The British ’90s supermodel is known for her young start in the industry after she was scouted by a modeling agency at 15. However, what followed were uncomfortable and violating experiences that she has been discussing over the last few years. The now 50-year-old model explained on the podcast “Fashion Neurosis with Bella Freud” that she felt a sense of insecurity during a photo shoot for The Face magazine at age 15.
“At a very young age, I started working, and I started doing pictures topless. And I was very, very conscious of a mole I have on my right tit. I hated it so much, I would cry,” she said. “I still, even after that shoot, I did cry a lot about taking my clothes off. I really didn’t want to do it.
“I was 15 and topless in a magazine, and I was still in school. Luckily, The Face wasn’t sold in Croydon, so I don’t think anyone really saw it, but they heard about it,” she said.
“I never wanted to be topless; I would cry.

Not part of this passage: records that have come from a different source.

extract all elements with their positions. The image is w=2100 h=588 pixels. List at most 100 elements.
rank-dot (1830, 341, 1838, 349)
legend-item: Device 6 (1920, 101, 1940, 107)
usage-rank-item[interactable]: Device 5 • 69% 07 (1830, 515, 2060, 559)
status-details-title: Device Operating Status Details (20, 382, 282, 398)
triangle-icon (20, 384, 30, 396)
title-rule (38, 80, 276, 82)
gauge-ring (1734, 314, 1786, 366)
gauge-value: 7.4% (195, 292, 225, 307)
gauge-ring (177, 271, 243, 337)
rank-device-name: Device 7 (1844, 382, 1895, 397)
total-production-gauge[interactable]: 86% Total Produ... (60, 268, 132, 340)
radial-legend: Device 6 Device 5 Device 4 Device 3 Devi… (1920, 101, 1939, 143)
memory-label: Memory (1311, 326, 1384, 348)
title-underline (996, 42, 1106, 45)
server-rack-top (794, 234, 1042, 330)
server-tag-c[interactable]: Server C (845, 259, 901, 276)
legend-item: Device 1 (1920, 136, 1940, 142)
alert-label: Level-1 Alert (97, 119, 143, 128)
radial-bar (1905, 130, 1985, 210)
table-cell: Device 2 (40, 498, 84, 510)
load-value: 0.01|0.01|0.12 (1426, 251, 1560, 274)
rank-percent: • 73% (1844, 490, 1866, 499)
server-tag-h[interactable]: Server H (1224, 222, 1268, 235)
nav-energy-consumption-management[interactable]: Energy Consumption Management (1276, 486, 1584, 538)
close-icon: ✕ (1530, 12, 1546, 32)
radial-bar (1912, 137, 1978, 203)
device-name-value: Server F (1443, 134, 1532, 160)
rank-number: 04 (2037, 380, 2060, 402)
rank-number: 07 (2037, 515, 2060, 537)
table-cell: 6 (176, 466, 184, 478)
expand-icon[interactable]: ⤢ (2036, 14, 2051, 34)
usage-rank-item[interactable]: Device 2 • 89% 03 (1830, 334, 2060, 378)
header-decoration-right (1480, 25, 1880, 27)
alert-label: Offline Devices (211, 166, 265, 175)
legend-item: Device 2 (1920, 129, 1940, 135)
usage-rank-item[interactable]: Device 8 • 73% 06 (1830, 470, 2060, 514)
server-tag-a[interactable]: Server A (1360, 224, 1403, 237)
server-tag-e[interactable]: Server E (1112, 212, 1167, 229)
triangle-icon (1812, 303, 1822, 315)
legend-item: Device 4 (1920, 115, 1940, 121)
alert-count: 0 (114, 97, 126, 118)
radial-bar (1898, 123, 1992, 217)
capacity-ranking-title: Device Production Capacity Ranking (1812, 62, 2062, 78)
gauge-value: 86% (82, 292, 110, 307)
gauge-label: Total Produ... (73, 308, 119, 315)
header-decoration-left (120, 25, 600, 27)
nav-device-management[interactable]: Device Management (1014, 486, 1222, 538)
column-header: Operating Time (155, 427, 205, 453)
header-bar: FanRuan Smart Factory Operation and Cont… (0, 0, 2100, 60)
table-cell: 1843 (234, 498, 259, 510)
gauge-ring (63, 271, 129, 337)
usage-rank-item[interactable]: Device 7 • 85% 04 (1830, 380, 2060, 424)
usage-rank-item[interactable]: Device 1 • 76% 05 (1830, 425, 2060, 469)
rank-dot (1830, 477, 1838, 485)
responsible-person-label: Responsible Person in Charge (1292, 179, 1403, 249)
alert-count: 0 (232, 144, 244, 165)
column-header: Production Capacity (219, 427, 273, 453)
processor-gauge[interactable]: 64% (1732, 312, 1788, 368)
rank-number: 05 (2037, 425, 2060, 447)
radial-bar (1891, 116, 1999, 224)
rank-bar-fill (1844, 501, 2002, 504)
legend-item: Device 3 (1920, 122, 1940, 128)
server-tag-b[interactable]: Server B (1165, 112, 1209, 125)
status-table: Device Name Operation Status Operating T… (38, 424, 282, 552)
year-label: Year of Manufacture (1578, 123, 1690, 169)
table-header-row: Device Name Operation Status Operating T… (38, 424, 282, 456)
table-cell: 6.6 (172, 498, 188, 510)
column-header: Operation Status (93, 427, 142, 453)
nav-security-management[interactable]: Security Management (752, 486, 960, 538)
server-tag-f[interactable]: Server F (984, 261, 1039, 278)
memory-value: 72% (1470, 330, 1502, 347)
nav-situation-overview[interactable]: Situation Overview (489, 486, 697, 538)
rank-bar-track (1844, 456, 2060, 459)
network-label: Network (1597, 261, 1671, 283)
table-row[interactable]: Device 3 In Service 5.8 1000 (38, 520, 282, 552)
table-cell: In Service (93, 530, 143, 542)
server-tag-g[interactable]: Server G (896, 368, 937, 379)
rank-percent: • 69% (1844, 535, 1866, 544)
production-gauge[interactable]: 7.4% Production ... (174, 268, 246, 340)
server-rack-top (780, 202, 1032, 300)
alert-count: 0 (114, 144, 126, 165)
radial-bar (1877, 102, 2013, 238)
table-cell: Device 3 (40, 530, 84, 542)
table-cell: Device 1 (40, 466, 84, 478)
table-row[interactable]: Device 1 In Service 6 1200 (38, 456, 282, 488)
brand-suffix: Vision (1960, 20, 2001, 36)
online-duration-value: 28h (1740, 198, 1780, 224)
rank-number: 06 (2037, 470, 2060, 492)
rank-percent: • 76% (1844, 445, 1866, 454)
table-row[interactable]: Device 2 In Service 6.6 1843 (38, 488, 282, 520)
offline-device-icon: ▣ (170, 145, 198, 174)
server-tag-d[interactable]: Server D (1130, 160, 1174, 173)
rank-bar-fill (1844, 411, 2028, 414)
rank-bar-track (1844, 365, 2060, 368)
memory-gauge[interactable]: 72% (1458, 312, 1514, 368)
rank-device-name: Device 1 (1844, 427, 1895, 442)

And I had to get over it because the photographer was like, ‘If you don’t do this, I’m not gonna book you for the next job,’” she continued. “So, I had to get over it.”
“As a model, you can’t be very self-conscious because your body’s kind of not your own when you’re a vessel for somebody else’s imagination,” she added.
This isn’t the first time Moss revealed that a modeling photo shoot left a stain on her overall experience. Moss described her experience with the iconic 1992 Calvin Klein underwear ad with actor Mark Wahlberg as objectifying. The model was only 18 when she had to go nude. She told the BBC in 2022 that she felt “vulnerable and scared . . . I think they played on my vulnerability.”